My own interest in this field is somewhat more narrowly confined. For example, I have been skeptical of movements and lawyers who set as their goal the establishment of new or expansion of existing legal rights. New rights do not seem to have much social or political impact on subordinated groups, unless the holders of those rights have the power to enforce them. As an alternative to the rights discourse, I have been interested in the acquisition and utilization of power by marginalized and oppressed groups in the United States. Even more narrowly, my research has focused primarily on issues affecting the urban poor. Historically, there has been a significant intersection connecting social movements to urban poverty. The Civil Rights Movement, the Welfare Rights Movement, the Affordable and Fair Housing Movements, the Affordable Health Care Movement and the Black Lives Matter Movement among others, have had significant impetus from and impact on the urban poor.

Many of these movements succeeded in creating new rights for various groups. Many were successful in changing, to some extent individual lives and social environments. Nevertheless, we see today a society where wealth and well-being are even more polarized, often on the basis of race, and groups of people who remain subject to the same forms of intergenerational oppression as those faced by their long departed ancestors. These groups continue to exist on the wrong side of what I have previously called the “power deficit.” If this assertion is correct the dedicated and well-intentioned efforts of lawyers have had only marginal results. Thus, I take the position, as do several others, that lawyers who work with oppressed groups must assist them in gaining and using power rather than pursuing rights as an end in themselves.

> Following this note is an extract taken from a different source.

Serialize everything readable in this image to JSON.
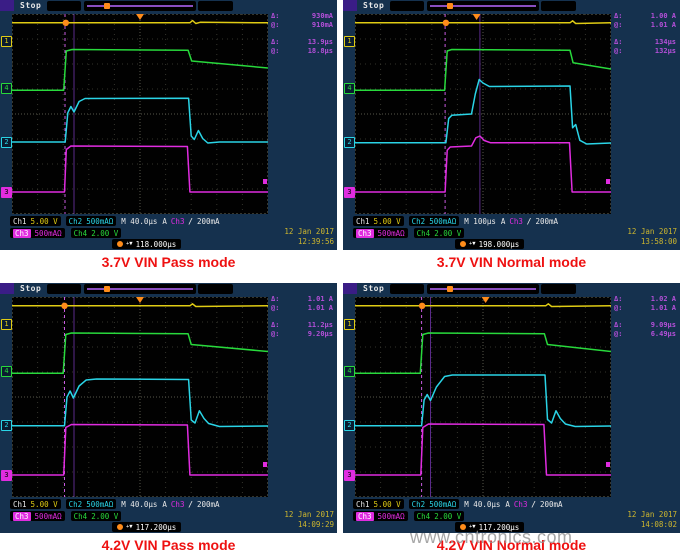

That being said, there is little consensus among social scientists, philosophers, and lawyers on the meaning of power and virtually no legal literature on how it can be obtained and used (although a fair amount exists on the need to obtain and utilize it). “Of all the concepts used by sociologists, few are the source of more confusion or misunderstanding than power.” My intention in this paper is to dispel some of that confusion and to attempt to illuminate some issues concerning power in relation and as a response to oppression.